Storage and Networking
Technical specs, data retention policies, and other details about storage and networking of Thunder Compute instances
Networking
- Egress/Ingress: 7-10Gbps
- IP: dynamic
- Region: U.S. Central (Iowa)
- E or N series CPU instances in GCP
Storage
Persistent Disk
By default, all instances use persistent disks. This enables a “stopped” state where data persists but compute usage is paused.
To stop all billing, delete instances that are no longer in use.
While we don’t provide explicit guarantees, you can generally expect ~100k IOPS and 1200 Mbps Read/Write.
Snapshots
Snapshots provide a cheaper option for long-term storage, compressed to eliminate unused space.
You can also use snapshots to create new instances with the same data as existing instances.
To take a snapshot, stop your instance and use the snapshot feature in the console or CLI. This process typically takes ~2-3 minutes.

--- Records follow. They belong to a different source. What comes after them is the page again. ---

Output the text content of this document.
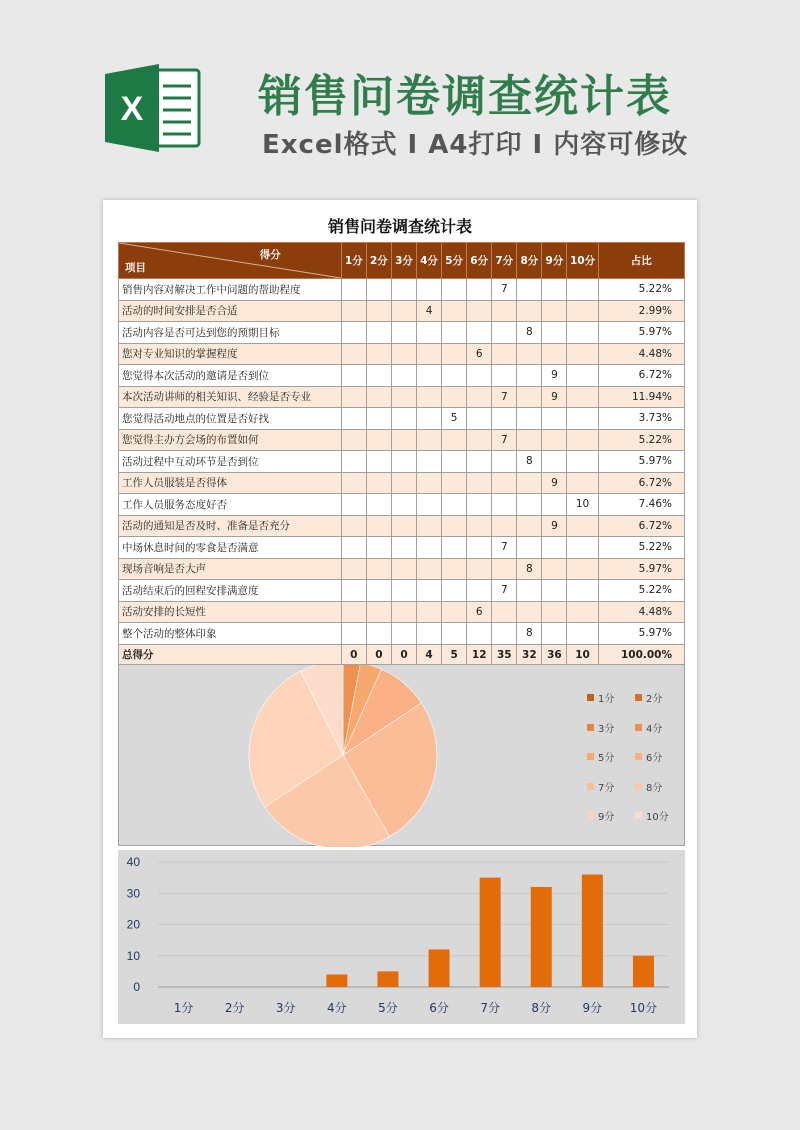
X	销售问卷调查统计表
Excel格式 Ⅰ A4打印 Ⅰ 内容可修改
销售问卷调查统计表
得分
项目	1分	2分	3分	4分	5分	6分	7分	8分	9分	10分	占比
销售内容对解决工作中问题的帮助程度							7				5.22%
活动的时间安排是否合适				4							2.99%
活动内容是否可达到您的预期目标								8			5.97%
您对专业知识的掌握程度						6					4.48%
您觉得本次活动的邀请是否到位									9		6.72%
本次活动讲师的相关知识、经验是否专业							7		9		11.94%
您觉得活动地点的位置是否好找					5						3.73%
您觉得主办方会场的布置如何							7				5.22%
活动过程中互动环节是否到位								8			5.97%
工作人员服装是否得体									9		6.72%
工作人员服务态度好否										10	7.46%
活动的通知是否及时、准备是否充分									9		6.72%
中场休息时间的零食是否满意							7				5.22%
现场音响是否大声								8			5.97%
活动结束后的回程安排满意度							7				5.22%
活动安排的长短性						6					4.48%
整个活动的整体印象								8			5.97%
总得分	0	0	0	4	5	12	35	32	36	10	100.00%
1分	2分
3分	4分
5分	6分
7分	8分
9分	10分
0
10
20
30
40
1分	2分	3分	4分	5分	6分	7分	8分	9分 10分
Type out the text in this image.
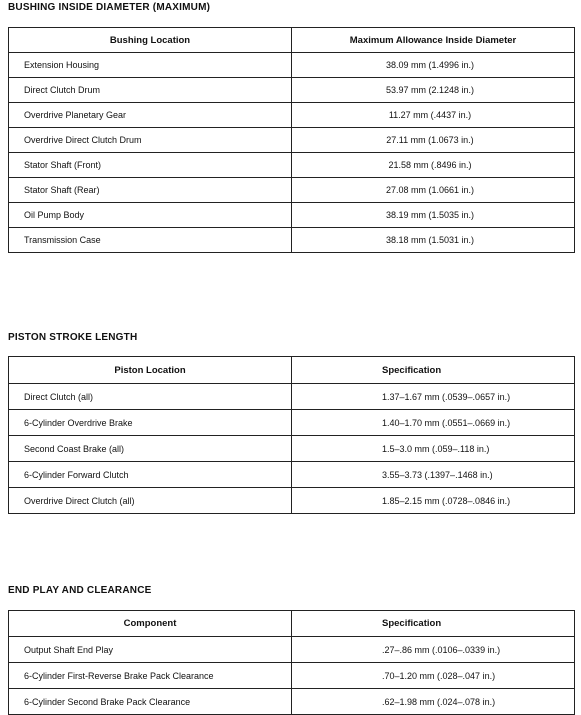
BUSHING INSIDE DIAMETER (MAXIMUM)
Bushing Location	Maximum Allowance Inside Diameter
Extension Housing	38.09 mm (1.4996 in.)
Direct Clutch Drum	53.97 mm (2.1248 in.)
Overdrive Planetary Gear	11.27 mm (.4437 in.)
Overdrive Direct Clutch Drum	27.11 mm (1.0673 in.)
Stator Shaft (Front)	21.58 mm (.8496 in.)
Stator Shaft (Rear)	27.08 mm (1.0661 in.)
Oil Pump Body	38.19 mm (1.5035 in.)
Transmission Case	38.18 mm (1.5031 in.)
PISTON STROKE LENGTH
Piston Location	Specification
Direct Clutch (all)	1.37–1.67 mm (.0539–.0657 in.)
6-Cylinder Overdrive Brake	1.40–1.70 mm (.0551–.0669 in.)
Second Coast Brake (all)	1.5–3.0 mm (.059–.118 in.)
6-Cylinder Forward Clutch	3.55–3.73 (.1397–.1468 in.)
Overdrive Direct Clutch (all)	1.85–2.15 mm (.0728–.0846 in.)
END PLAY AND CLEARANCE
Component	Specification
Output Shaft End Play	.27–.86 mm (.0106–.0339 in.)
6-Cylinder First-Reverse Brake Pack Clearance	.70–1.20 mm (.028–.047 in.)
6-Cylinder Second Brake Pack Clearance	.62–1.98 mm (.024–.078 in.)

Inactive-Instance Data Retention
Thunder Compute retains the persistent storage associated with an account for 60 days after the last time any instance in that account was running.
- If an account has been inactive for 60 consecutive days (defined by no running instances), all attached volumes, snapshots, and other instance-specific data are irreversibly deleted.
- This retention window applies per account (not per individual instance). Starting or stopping any instance resets the 60-day timer.
- Deletion is permanent and cannot be undone. Back up any critical data before the retention period ends.
- Aggregated billing, usage, and audit logs are retained according to our standard privacy policy and are not affected by this rule.